2016
Cairn
Éric Dussert, « Les revues d’un seul ou L’apothéose des fortes têtes », La Revue des revues, ID : 10670/1.z5b931
Parallèlement à la grande tradition des revues collectives, une catégorie de revues singulières s’est distinguée entre la fin de l’Ancien Régime et le milieu du xix e siècle – et plus encore durant le siècle suivant, conformément aux évolutions technologiques et éditoriales – par sa liberté de ton, d’esprit et parfois de forme, en tout cas par son extraordinaire variété : la revue uninominale, ou « revue d’un seul ». Rien n’explique vraiment l’ombre où on la tient en tant que phénomène éditorial. Historiquement, et parce qu’elle est le mode d’expression d’un seul individu, la revue d’un seul rédacteur a été remarquée parfois – La Lanterne d’Henri Rochefort (1831-1913) – mais sans toutefois peser très lourd en tant que catégorie spécifique sur le cours de l’histoire littéraire, à de rares exceptions près.
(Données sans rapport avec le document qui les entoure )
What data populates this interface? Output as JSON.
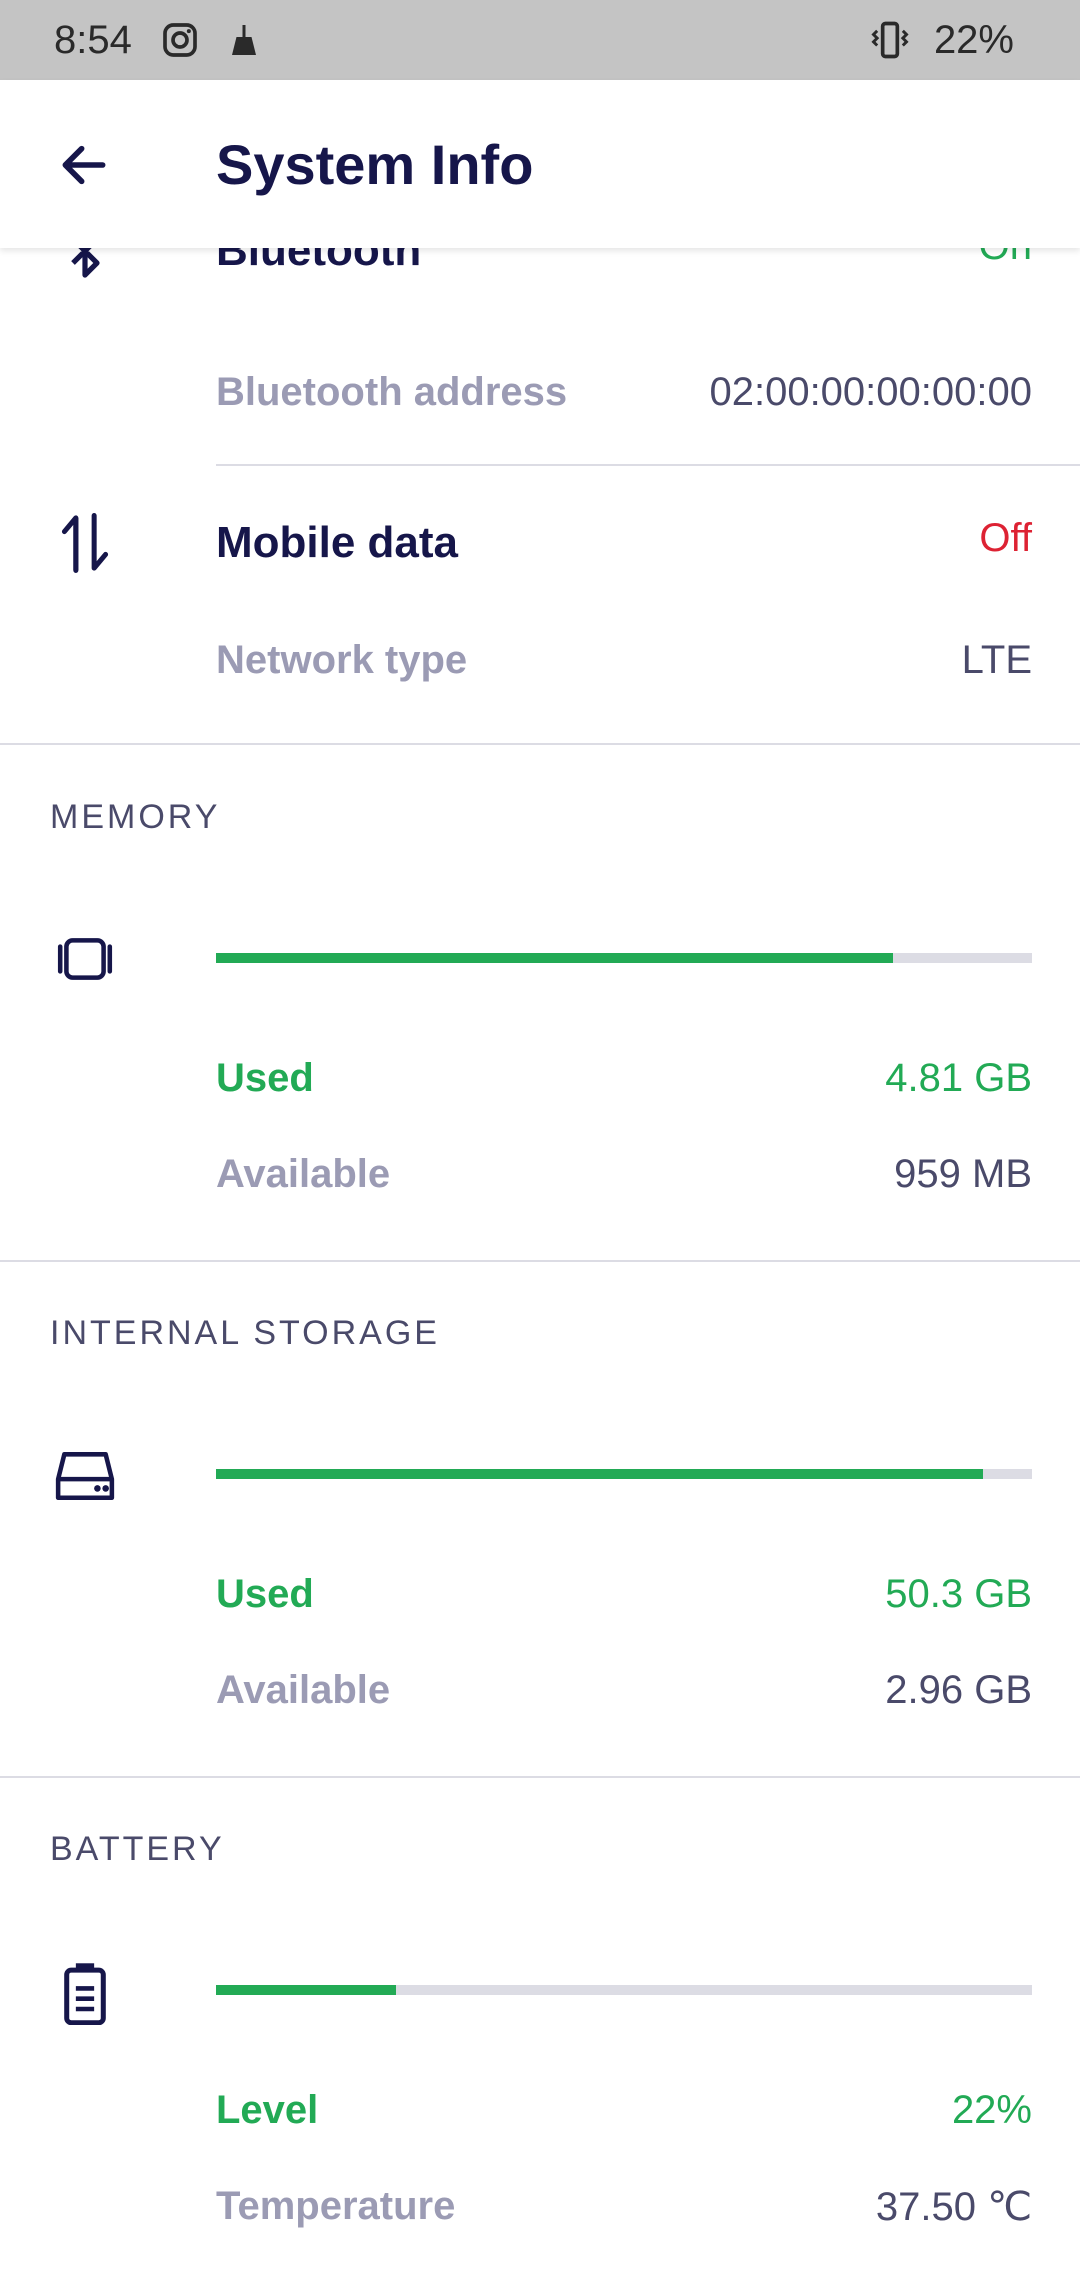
{
  "status_bar": {
    "time": "8:54",
    "battery_percent": "22%",
    "icons": [
      "instagram-icon",
      "broom-icon",
      "vibrate-icon"
    ]
  },
  "app_bar": {
    "title": "System Info",
    "back_icon": "arrow-left-icon"
  },
  "network": {
    "bluetooth": {
      "title": "Bluetooth",
      "status": "On",
      "address_label": "Bluetooth address",
      "address_value": "02:00:00:00:00:00"
    },
    "mobile_data": {
      "title": "Mobile data",
      "status": "Off",
      "network_type_label": "Network type",
      "network_type_value": "LTE"
    }
  },
  "memory": {
    "header": "MEMORY",
    "used_fraction": 0.83,
    "used_label": "Used",
    "used_value": "4.81 GB",
    "available_label": "Available",
    "available_value": "959 MB"
  },
  "storage": {
    "header": "INTERNAL STORAGE",
    "used_fraction": 0.94,
    "used_label": "Used",
    "used_value": "50.3 GB",
    "available_label": "Available",
    "available_value": "2.96 GB"
  },
  "battery": {
    "header": "BATTERY",
    "level_fraction": 0.22,
    "level_label": "Level",
    "level_value": "22%",
    "temperature_label": "Temperature",
    "temperature_value": "37.50 ℃"
  },
  "colors": {
    "title": "#16164a",
    "green": "#22aa55",
    "red": "#dd2233",
    "muted": "#9b9bb4",
    "track": "#dcdce4"
  }
}
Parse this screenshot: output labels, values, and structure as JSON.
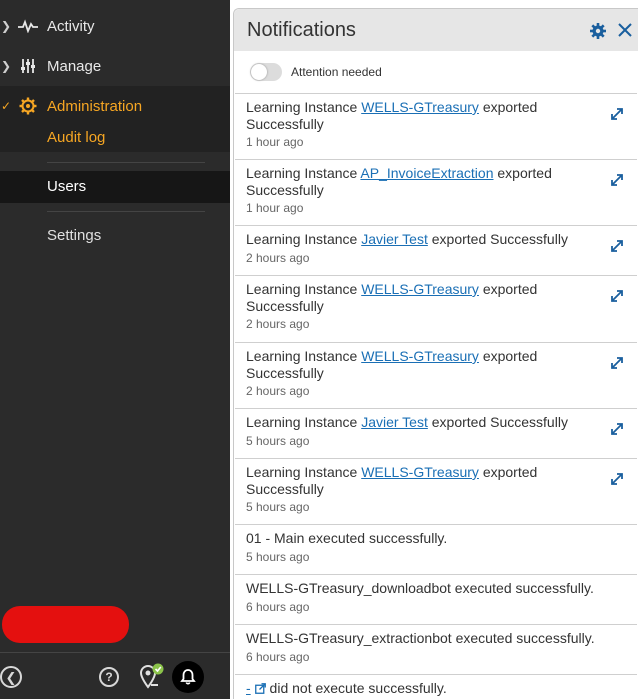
{
  "sidebar": {
    "items": [
      {
        "label": "Activity"
      },
      {
        "label": "Manage"
      },
      {
        "label": "Administration"
      }
    ],
    "submenu": {
      "audit_log": "Audit log",
      "users": "Users",
      "settings": "Settings"
    },
    "accent_color": "#f6a623"
  },
  "panel": {
    "title": "Notifications",
    "toggle_label": "Attention needed",
    "toggle_on": false
  },
  "notifications": [
    {
      "prefix": "Learning Instance ",
      "link": "WELLS-GTreasury",
      "suffix": " exported Successfully",
      "time": "1 hour ago"
    },
    {
      "prefix": "Learning Instance ",
      "link": "AP_InvoiceExtraction",
      "suffix": " exported Successfully",
      "time": "1 hour ago"
    },
    {
      "prefix": "Learning Instance ",
      "link": "Javier Test",
      "suffix": " exported Successfully",
      "time": "2 hours ago"
    },
    {
      "prefix": "Learning Instance ",
      "link": "WELLS-GTreasury",
      "suffix": " exported Successfully",
      "time": "2 hours ago"
    },
    {
      "prefix": "Learning Instance ",
      "link": "WELLS-GTreasury",
      "suffix": " exported Successfully",
      "time": "2 hours ago"
    },
    {
      "prefix": "Learning Instance ",
      "link": "Javier Test",
      "suffix": " exported Successfully",
      "time": "5 hours ago"
    },
    {
      "prefix": "Learning Instance ",
      "link": "WELLS-GTreasury",
      "suffix": " exported Successfully",
      "time": "5 hours ago"
    },
    {
      "text": "01 - Main executed successfully.",
      "time": "5 hours ago"
    },
    {
      "text": "WELLS-GTreasury_downloadbot executed successfully.",
      "time": "6 hours ago"
    },
    {
      "text": "WELLS-GTreasury_extractionbot executed successfully.",
      "time": "6 hours ago"
    },
    {
      "link": "-",
      "suffix": " did not execute successfully."
    }
  ]
}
De fait, il y eut sans doute un moment de basculement où le caractère individuel de ces revues devint exceptionnel, marginal, où la revue d’un seul ne faisant pas ou plus l’opinion s’est inscrit en faux contre elle, luttant contre la dictature de la majorité et contre les canons esthétiques ou politiques de l’establishment représentés par les « grandes revues » puis par les publications d’écoles esthétiques et de groupes structurés.